One advantage of the Lipper system is that investors can dig into an overall Lipper ranking to determine which of these five metrics played a crucial role. Funds within the same peer group are ranked into one of five categories numbered 1 to 5 (best to worst) using a flat distribution of 20% each so that an equal number of funds are assigned to each performance category. Lipper also provides an overall fund rating based on total return with capital gains and dividends re-invested.

Morningstar Mutual Fund Rating System Methodology

Morningstar Ratings has the following characteristics:

  • Mutual funds are evaluated against a peer group
  • Ratings are based on the funds’ risk-adjusted returns

Within each Morningstar Category, the top 10% of funds receive five stars, and the bottom 10% receives one star. The 4-star category encompasses 22.5% of the peer group as does the 2-star category (immediately above the 1-star category). The middle category (3 stars) contains the remaining 35% of funds.

Funds are rated for up to three time-periods:three-, five-, and 10-years. These multi-year ratings are combined to produce an overall score.

Ratings are objective, based entirely on a mathematical evaluation of risk-adjusted past performance. They’re a useful tool for identifying funds worthy of further research, but shouldn’t be considered buy or sell signals.

Lipper Mutual Fund Rating System Methodology

Lipper ranks mutual funds according to a peer-based performance system which measures returns according to specific time frames and fund classifications (small, mid, multi and large-cap). Mutual fund returns are assigned a rank that places each fund within a group – the lower the number rank, the better the fund performed compared to other funds in the classification group. For example, a rank of 24 indicates that the fund has the 24th best rate of return in its category. In effect, Lipper ranking reflects how well the fund performed compared to its peers for a given period. Because the number of mutual funds in a classification group can vary widely, Lipper also calculates a percentile measure for each fund.

Lipper ratings are derived from formulas that analyze funds against clearly defined criteria. Funds are ranked against their peers on each of five measures:

  1. Total Return
  2. Consistent Return
  3. Preservation
  4. Expense
  5. Tax Efficiency

Each of these criteria is defined below:
Scores are subject to change every month and are calculated for the following periods: 3-year, 5-year, 10-year, and overall. The overall calculation is based on an equal-weighted average of percentile ranks for each measure over 3-year, 5-year, and 10-year periods (if applicable).

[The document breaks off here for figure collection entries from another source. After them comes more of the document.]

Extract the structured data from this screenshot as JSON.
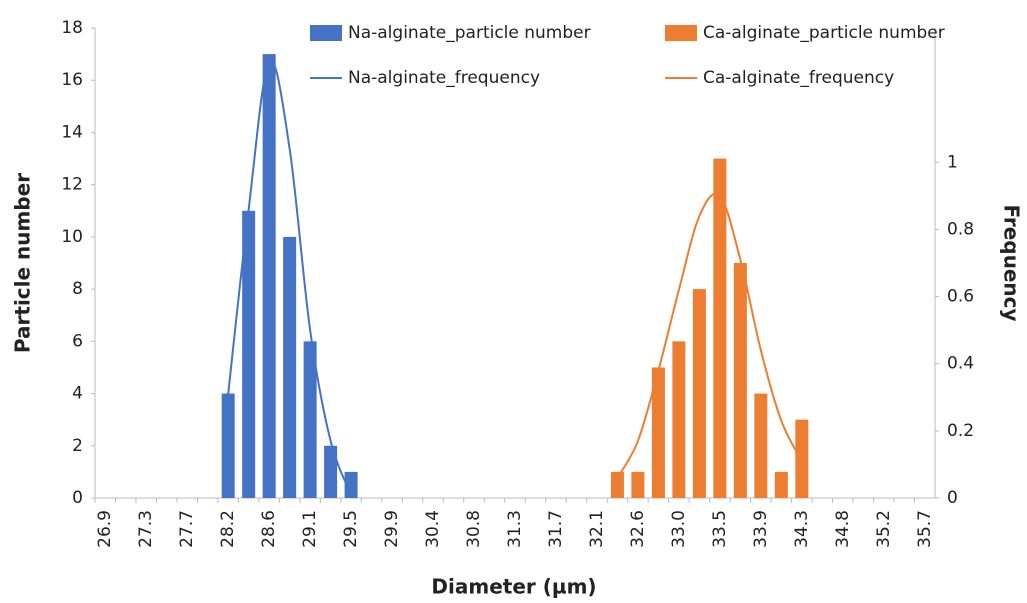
{
  "chart_data": {
    "type": "combo",
    "xlabel": "Diameter (µm)",
    "ylabel": "Particle number",
    "y2label": "Frequency",
    "categories": [
      "26.9",
      null,
      "27.3",
      null,
      "27.7",
      null,
      "28.2",
      null,
      "28.6",
      null,
      "29.1",
      null,
      "29.5",
      null,
      "29.9",
      null,
      "30.4",
      null,
      "30.8",
      null,
      "31.3",
      null,
      "31.7",
      null,
      "32.1",
      null,
      "32.6",
      null,
      "33.0",
      null,
      "33.5",
      null,
      "33.9",
      null,
      "34.3",
      null,
      "34.8",
      null,
      "35.2",
      null,
      "35.7"
    ],
    "ylim": [
      0,
      18
    ],
    "yticks": [
      0,
      2,
      4,
      6,
      8,
      10,
      12,
      14,
      16,
      18
    ],
    "y2lim": [
      0,
      1.4
    ],
    "y2ticks": [
      0,
      0.2,
      0.4,
      0.6,
      0.8,
      1
    ],
    "legend": "top",
    "series": [
      {
        "name": "Na-alginate_particle number",
        "type": "bar",
        "color": "#4472c4",
        "values": [
          null,
          null,
          null,
          null,
          null,
          null,
          4,
          11,
          17,
          10,
          6,
          2,
          1,
          null,
          null,
          null,
          null,
          null,
          null,
          null,
          null,
          null,
          null,
          null,
          null,
          null,
          null,
          null,
          null,
          null,
          null,
          null,
          null,
          null,
          null,
          null,
          null,
          null,
          null,
          null,
          null
        ]
      },
      {
        "name": "Ca-alginate_particle number",
        "type": "bar",
        "color": "#ed7d31",
        "values": [
          null,
          null,
          null,
          null,
          null,
          null,
          null,
          null,
          null,
          null,
          null,
          null,
          null,
          null,
          null,
          null,
          null,
          null,
          null,
          null,
          null,
          null,
          null,
          null,
          null,
          1,
          1,
          5,
          6,
          8,
          13,
          9,
          4,
          1,
          3,
          null,
          null,
          null,
          null,
          null,
          null
        ]
      },
      {
        "name": "Na-alginate_frequency",
        "type": "line",
        "axis": "y2",
        "color": "#4472c4",
        "values": [
          null,
          null,
          null,
          null,
          null,
          null,
          0.31,
          0.86,
          1.3,
          1.04,
          0.5,
          0.17,
          0.01,
          null,
          null,
          null,
          null,
          null,
          null,
          null,
          null,
          null,
          null,
          null,
          null,
          null,
          null,
          null,
          null,
          null,
          null,
          null,
          null,
          null,
          null,
          null,
          null,
          null,
          null,
          null,
          null
        ]
      },
      {
        "name": "Ca-alginate_frequency",
        "type": "line",
        "axis": "y2",
        "color": "#ed7d31",
        "values": [
          null,
          null,
          null,
          null,
          null,
          null,
          null,
          null,
          null,
          null,
          null,
          null,
          null,
          null,
          null,
          null,
          null,
          null,
          null,
          null,
          null,
          null,
          null,
          null,
          null,
          0.06,
          0.17,
          0.38,
          0.62,
          0.84,
          0.9,
          0.71,
          0.44,
          0.23,
          0.11,
          null,
          null,
          null,
          null,
          null,
          null
        ]
      }
    ]
  }
}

For each measure, the highest 20% of funds in each peer group are named Lipper Leaders. The next 20% receive a rating of 2; the middle 20% are rated 3; the next 20% are rated 4, and the lowest 20% are rated 5.

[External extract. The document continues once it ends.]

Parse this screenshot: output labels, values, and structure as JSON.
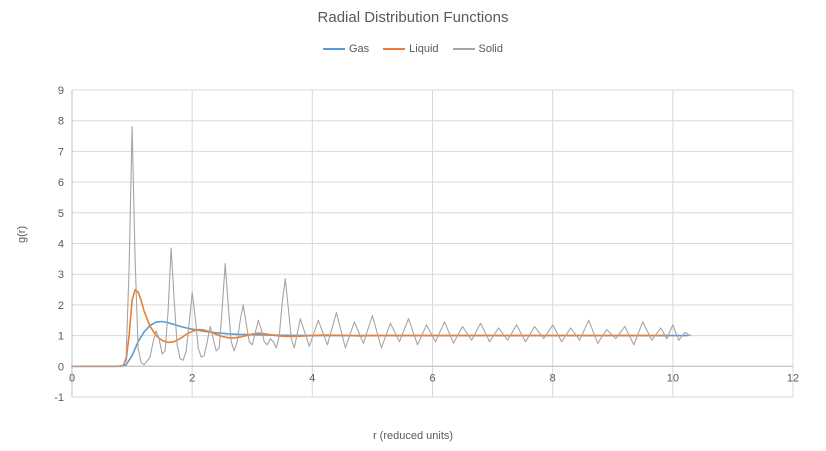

  1. Total Return – A Lipper Leader for Total Return is a fund that has provided superior total returns when compared to a group of similar funds.
  2. Consistent Return – A Lipper Leader for Consistent Return is a fund that has provided superior consistency and risk-adjusted returns when compared to a group of similar funds.
  3. Preservation – A Lipper Leader for Preservation is a fund that has demonstrated a superior ability to preserve capital in a variety of markets when compared with its peers.
  4. Expense – Lipper Leaders for Expense are funds that have successfully managed to keep its expenses low relative to its peers and within its load structure.
  5. Tax Efficiency – A Lipper Leader for Tax Efficiency is a fund that has been successful at postponing taxes over the measurement period relative to similar funds.